- Created by: Burt Wheeler Sharon Sussman
- Presented by: Mark Long
- Country of origin: United States
- No. of seasons: 1

Production
- Running time: 30 minutes

Original release
- Network: Fox 5
- Release: September 5, 1999 – September 2000

= Pressure 1 =

Pressure 1 was a game show targeted at teenagers and preteens. Hosted by Mark Long, the series aired in weekly syndication for one season, from Fall 1999 to Spring 2000, with reruns continuing until September. Produced by Wheeler-Sussman Productions and distributed by Hearst-Argyle Television, the program was taped at the studios of WCVB-TV in Boston.

The series was offered as one of two series named Pressure in an hour-long block. Its companion series, Pressure 2, was actually heavily edited reruns of the 1997-98 game show Peer Pressure.

==Gameplay==
Unlike its parent show, Pressure 1 was based on general trivia. The only similarities between the two were the shared logo and theme song. At the end of each round, a clip was shown of the eliminated player telling the viewers their most embarrassing moment, referred to as the "Wall of Shame".

===Round 1 (Four's a Crowd)===
The four contestants competed in answering questions, with the round ending after three of the four players had each correctly answered two questions; the remaining player was eliminated (hence the round's name).

===Round 2 (Take That!)===
The remaining three players competed in another round of questions sitting in chairs (one red,one orange, and one blue), which began with the first player to win a spot in that round choosing one of two possible categories to answer a question in, then giving the remaining category to his/her opponents for them to buzz in and answer. The player that answered correctly would then be given a choice of two categories to play, with the other two players trying their luck at the remaining category, and so on for the remainder of the round. Correct answers were worth 10 points each, and when time expired, the lowest-scoring contestant was eliminated.

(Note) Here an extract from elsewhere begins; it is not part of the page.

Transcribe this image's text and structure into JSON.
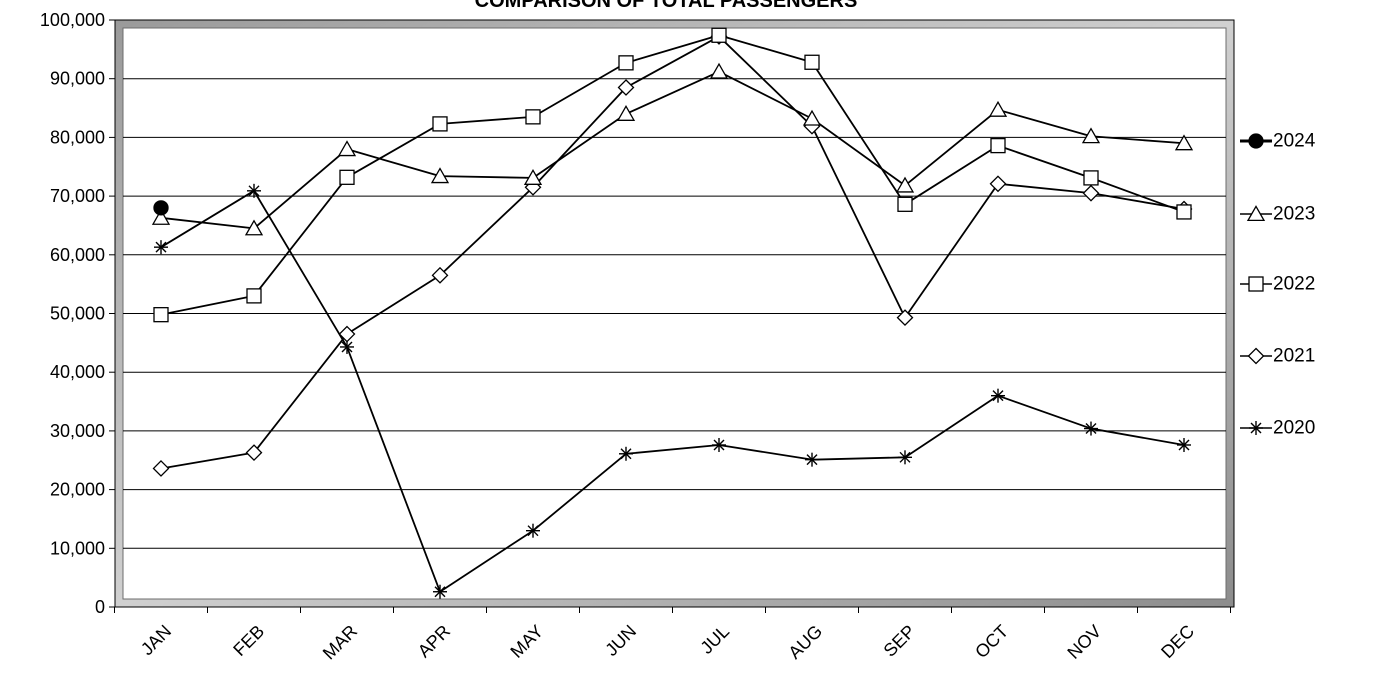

===Round 3 (Pressure Cooker)===
After the end of general play, the two finalists would face off in a "lightning round" in which they had to answer five questions in 60 seconds. Whoever answered them in the fastest time, or whoever answered the most questions correctly, won the game and a prize package. Both players received the same questions; the contestant playing second was sequestered in an isolation booth so that he could not hear the questions or answers.